Updated on December 24, 2011

In short, worrying is a thought, anxiety is a feeling, and stress is a physical reaction.


Worrying is a thought. It comes from the thinking part of the brain which is the cortex.

Worrying is repeative troubled thinking usually about the future or past. It is opposite of "be here now". It is not of the present moment. Worrying is mostly thought, mainly imaginative thoughts of worst senarios circumstance.
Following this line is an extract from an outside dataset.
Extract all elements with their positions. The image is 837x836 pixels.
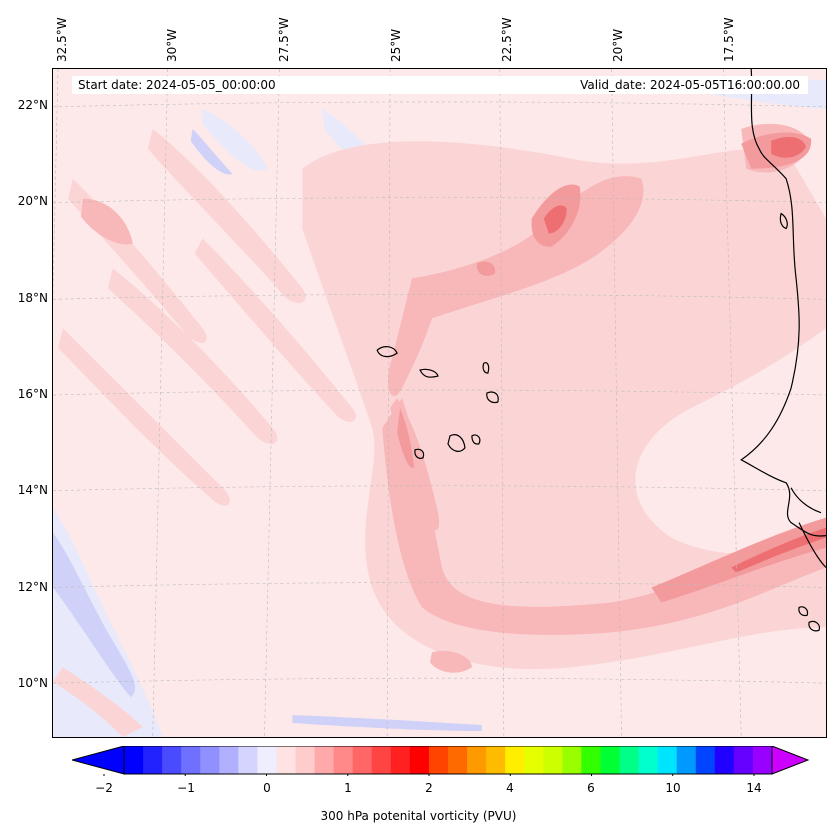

However, most things that we worry about never happens. So in a sense we have wasted our energy for nothing. If we know most of our worry thoughts don't happen, then perhaps we can to some extent stop our worrying.


Anxiety is a feeling. It comes from the emotional limbic system of the brain.

It may be accompanied with physical symptoms like sweaty palms, shortness of breath, rapid breathing, tightness of chest. Feeling of something bad about to occur.

Anxiety in the extreme is a panic attack. A panic attack is a feeling of impending doom or the feeling that one is about to die.


Stress is a physical response to a real or perceived threat. In the prehistoric days, it would probably be due to a physical threat like a tiger. But in the modern world, it would probably be due to a virtual or imagined threat -- like stock market plunges, bad news, possibility of losing our jobs, etc.

In the pre-historic days, the stress chemicals is dissapated by physical action of running away from the tiger. And then there is no more stress. That is why zebra doesn't get ulcers. But in the modern days, we have chronic stress which is harder for us to dissapate. That is why phyiscal exercise can help relieve stress.

Because stress can be due to perceived threat, what is stressful to one person may not be stressful to another. That is why one person may perceive a threat in a particular situation; whereas another person may not perceive such a threat in the same situation.